Crédito: Freepik

O coronavírus, agente da pandemia que ameaça devastar o planeta, ceifando vidas aos milhares e provocando a maior recessão desde 1929, é um inimigo invisível e ainda desconhecido.

A rigor, apesar do tempo decorrido desde as primeiras ocorrências na China, não se sabe com exatidão nem mesmo como se dá o ataque, nos pulmões, nos rins ou no cérebro, numa variação que intriga médicos e cientistas.

Da mesma forma, e apesar das medições realizadas, ninguém é ainda capaz de dizer como exatamente será a evolução da pandemia, se será possível enfrentá-la, com sucesso, evidentemente, através do uso de medicamentos ou se será preciso aguardar uma vacina, cuja aprovação milhares, ou milhões, de seres humanos não poderão esperar.

Muito provavelmente esta foi a conclusão mais relevante da reunião de emergência da Organização Mundial de Saúde (OMS), realizada esta semana e que deu margem também à elevação da temperatura no conflito entre norte-americanos e chineses.

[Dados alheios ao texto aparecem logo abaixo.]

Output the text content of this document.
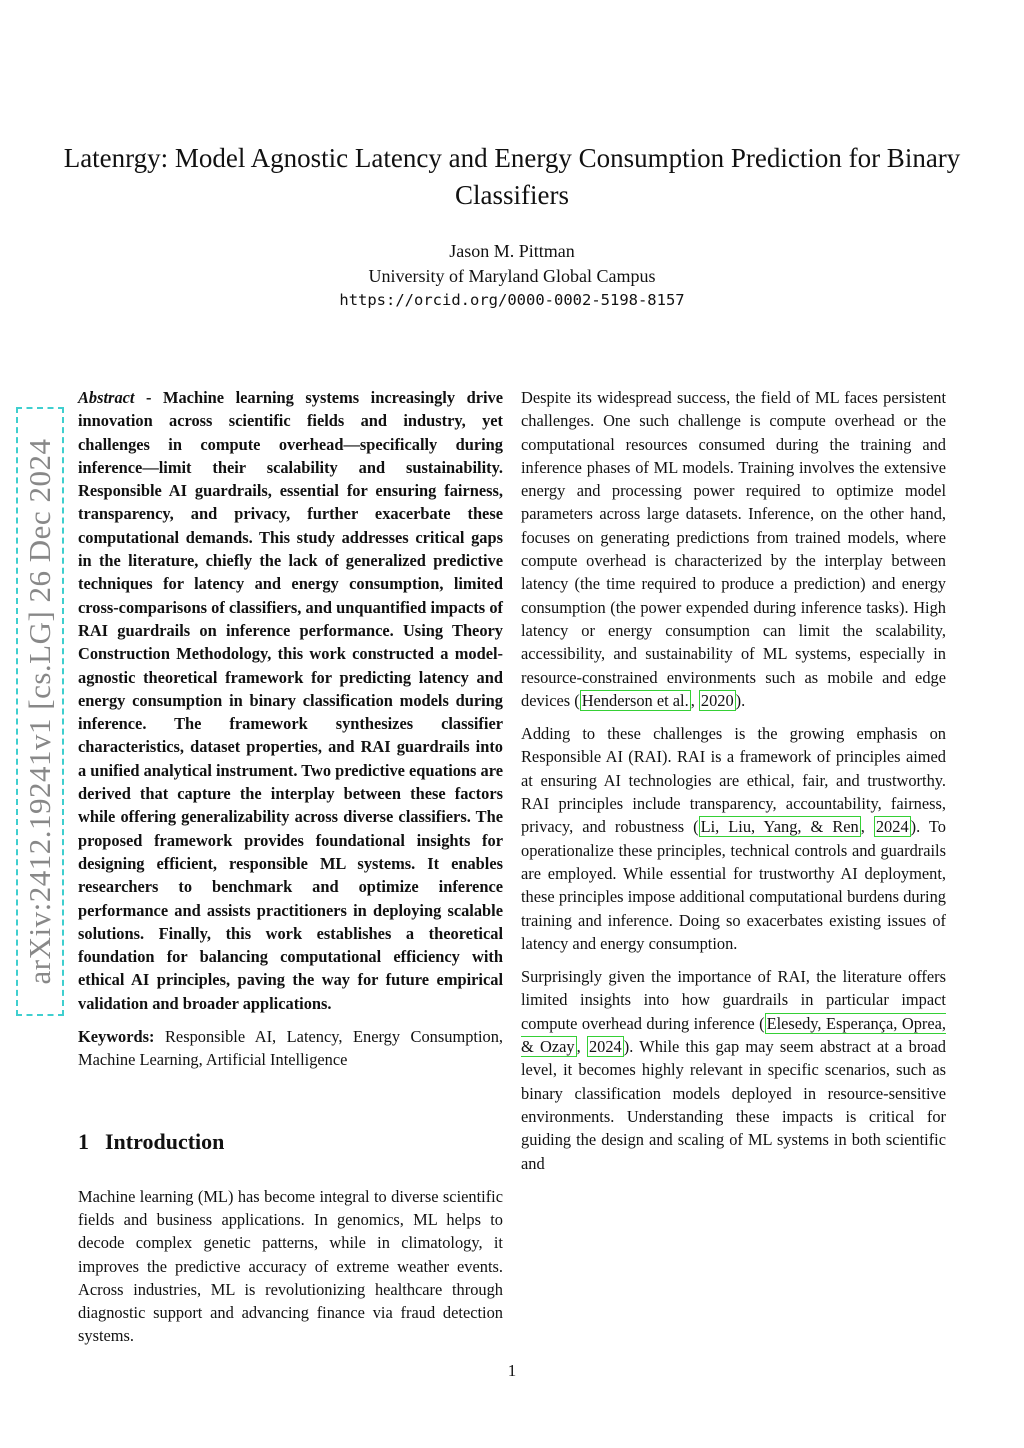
Latenrgy: Model Agnostic Latency and Energy Consumption Prediction for Binary Classifiers
Jason M. Pittman
University of Maryland Global Campus
https://orcid.org/0000-0002-5198-8157
arXiv:2412.19241v1 [cs.LG] 26 Dec 2024

Abstract - Machine learning systems increasingly drive innovation across scientific fields and industry, yet challenges in compute overhead—specifically during inference—limit their scalability and sustainability. Responsible AI guardrails, essential for ensuring fairness, transparency, and privacy, further exacerbate these computational demands. This study addresses critical gaps in the literature, chiefly the lack of generalized predictive techniques for latency and energy consumption, limited cross-comparisons of classifiers, and unquantified impacts of RAI guardrails on inference performance. Using Theory Construction Methodology, this work constructed a model-agnostic theoretical framework for predicting latency and energy consumption in binary classification models during inference. The framework synthesizes classifier characteristics, dataset properties, and RAI guardrails into a unified analytical instrument. Two predictive equations are derived that capture the interplay between these factors while offering generalizability across diverse classifiers. The proposed framework provides foundational insights for designing efficient, responsible ML systems. It enables researchers to benchmark and optimize inference performance and assists practitioners in deploying scalable solutions. Finally, this work establishes a theoretical foundation for balancing computational efficiency with ethical AI principles, paving the way for future empirical validation and broader applications.

Keywords: Responsible AI, Latency, Energy Consumption, Machine Learning, Artificial Intelligence

1 Introduction

Machine learning (ML) has become integral to diverse scientific fields and business applications. In genomics, ML helps to decode complex genetic patterns, while in climatology, it improves the predictive accuracy of extreme weather events. Across industries, ML is revolutionizing healthcare through diagnostic support and advancing finance via fraud detection systems.

Despite its widespread success, the field of ML faces persistent challenges. One such challenge is compute overhead or the computational resources consumed during the training and inference phases of ML models. Training involves the extensive energy and processing power required to optimize model parameters across large datasets. Inference, on the other hand, focuses on generating predictions from trained models, where compute overhead is characterized by the interplay between latency (the time required to produce a prediction) and energy consumption (the power expended during inference tasks). High latency or energy consumption can limit the scalability, accessibility, and sustainability of ML systems, especially in resource-constrained environments such as mobile and edge devices ( Henderson et al. , 2020 ).

Adding to these challenges is the growing emphasis on Responsible AI (RAI). RAI is a framework of principles aimed at ensuring AI technologies are ethical, fair, and trustworthy. RAI principles include transparency, accountability, fairness, privacy, and robustness ( Li, Liu, Yang, & Ren , 2024 ). To operationalize these principles, technical controls and guardrails are employed. While essential for trustworthy AI deployment, these principles impose additional computational burdens during training and inference. Doing so exacerbates existing issues of latency and energy consumption.

Surprisingly given the importance of RAI, the literature offers limited insights into how guardrails in particular impact compute overhead during inference ( Elesedy, Esperança, Oprea, & Ozay , 2024 ). While this gap may seem abstract at a broad level, it becomes highly relevant in specific scenarios, such as binary classification models deployed in resource-sensitive environments. Understanding these impacts is critical for guiding the design and scaling of ML systems in both scientific and

1
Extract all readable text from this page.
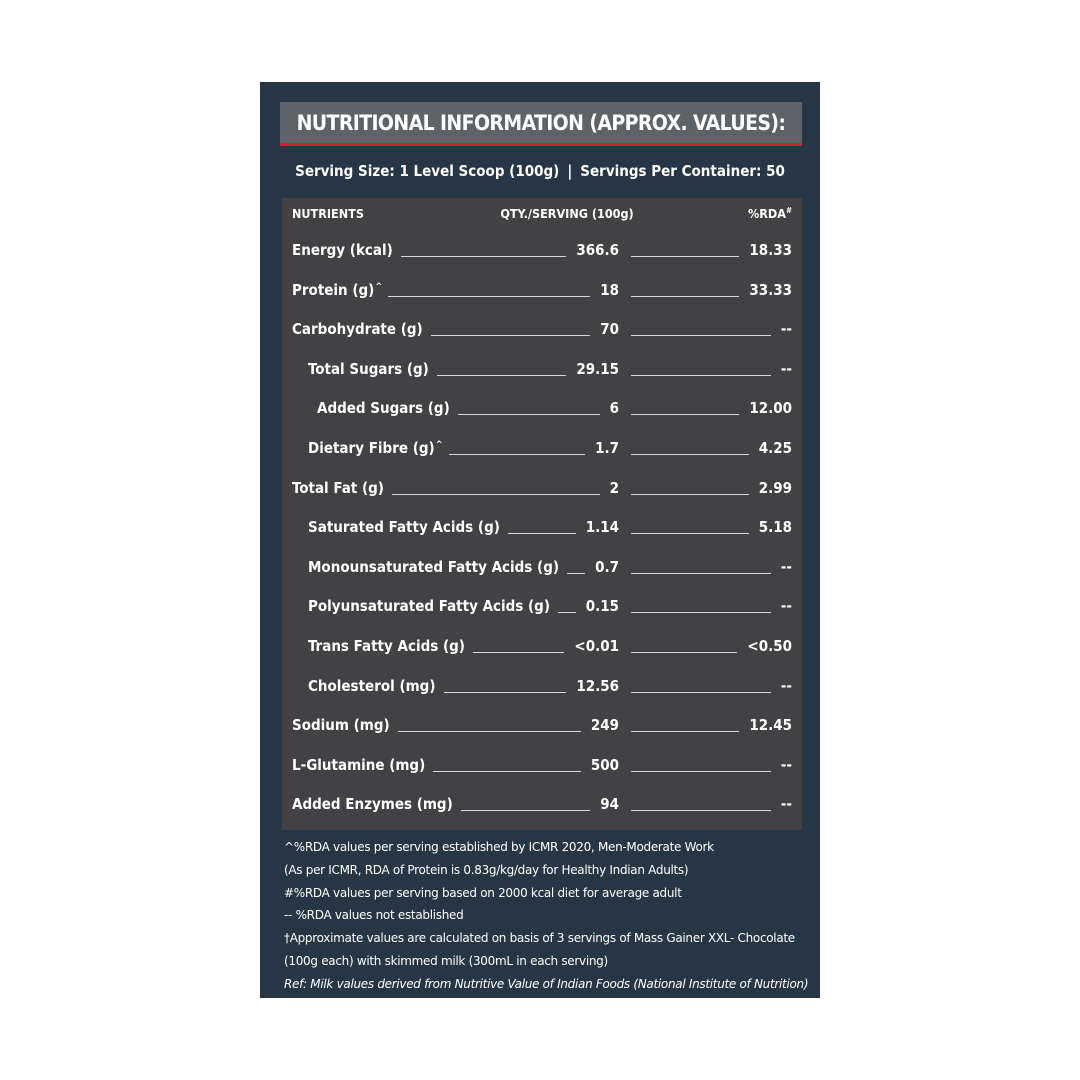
NUTRITIONAL INFORMATION (APPROX. VALUES):
Serving Size: 1 Level Scoop (100g) | Servings Per Container: 50
NUTRIENTS	QTY./SERVING (100g)	%RDA#
Energy (kcal)	366.6	18.33
Protein (g) ^	18	33.33
Carbohydrate (g)	70	--
Total Sugars (g)	29.15	--
Added Sugars (g)	6	12.00
Dietary Fibre (g) ^	1.7	4.25
Total Fat (g)	2	2.99
Saturated Fatty Acids (g)	1.14	5.18
Monounsaturated Fatty Acids (g) 0.7	--
Polyunsaturated Fatty Acids (g) 0.15	--
Trans Fatty Acids (g)	<0.01	<0.50
Cholesterol (mg)	12.56	--
Sodium (mg)	249	12.45
L-Glutamine (mg)	500	--
Added Enzymes (mg)	94	--
^%RDA values per serving established by ICMR 2020, Men-Moderate Work
(As per ICMR, RDA of Protein is 0.83g/kg/day for Healthy Indian Adults)
#%RDA values per serving based on 2000 kcal diet for average adult
-- %RDA values not established
†Approximate values are calculated on basis of 3 servings of Mass Gainer XXL- Chocolate
(100g each) with skimmed milk (300mL in each serving)
Ref: Milk values derived from Nutritive Value of Indian Foods (National Institute of Nutrition)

Os primeiros, que chegaram inclusive a acusar a China de ter criado o vírus artificialmente, agora acusam o país de negligência, mancomunados com a OMS.

Na reunião, realizada por teleconferência, o organismo da ONU propôs que a vacina a ser eventualmente criada seja considerada “patrimônio da humanidade”, ideia que não foi aceita justamente pelos Estados Unidos, cujo presidente, no seu melhor estilo, lembrou os investimentos de seus laboratórios e as perspectivas de lucros. A China, ao contrário, prometeu que suas descobertas serão partilhadas com todos que assim desejarem.

Quando e se houver vacina, seria próprio acrescentar. Enquanto isso, ao lado de ações mitigadoras e algumas experiências com medicamentos já existentes, permanece o imponderável e, paralelamente, são discutidas ações comuns para reduzir os danos à economia e tornar a recuperação mais rápida e menos dolorosa.

Um clima de colaboração, que bem pode ser associado ao instinto de sobrevivência, no qual os europeus se mostram mais articulados e a China, novamente a China, mais participativa e atuante, inclusive ao garantir que não faltarão recursos para a retomada.

Ao Brasil, cujo alinhamento com os Estados Unidos, o presidente Trump voltou a dizer que não quer ver brasileiros contaminando seus concidadãos, podendo impedir proximamente que desembarquem por lá, convém acompanhar com muita atenção estes movimentos, considerando ainda ser possível escapar de um isolamento de nefastas consequências.

Porque não há como deixar de concluir que a extensão da pandemia e seu custo econômico demandarão colaboração e entendimento, em bases focadas e com a racionalidade que absolutamente não parece estar do lado de cá do Atlântico.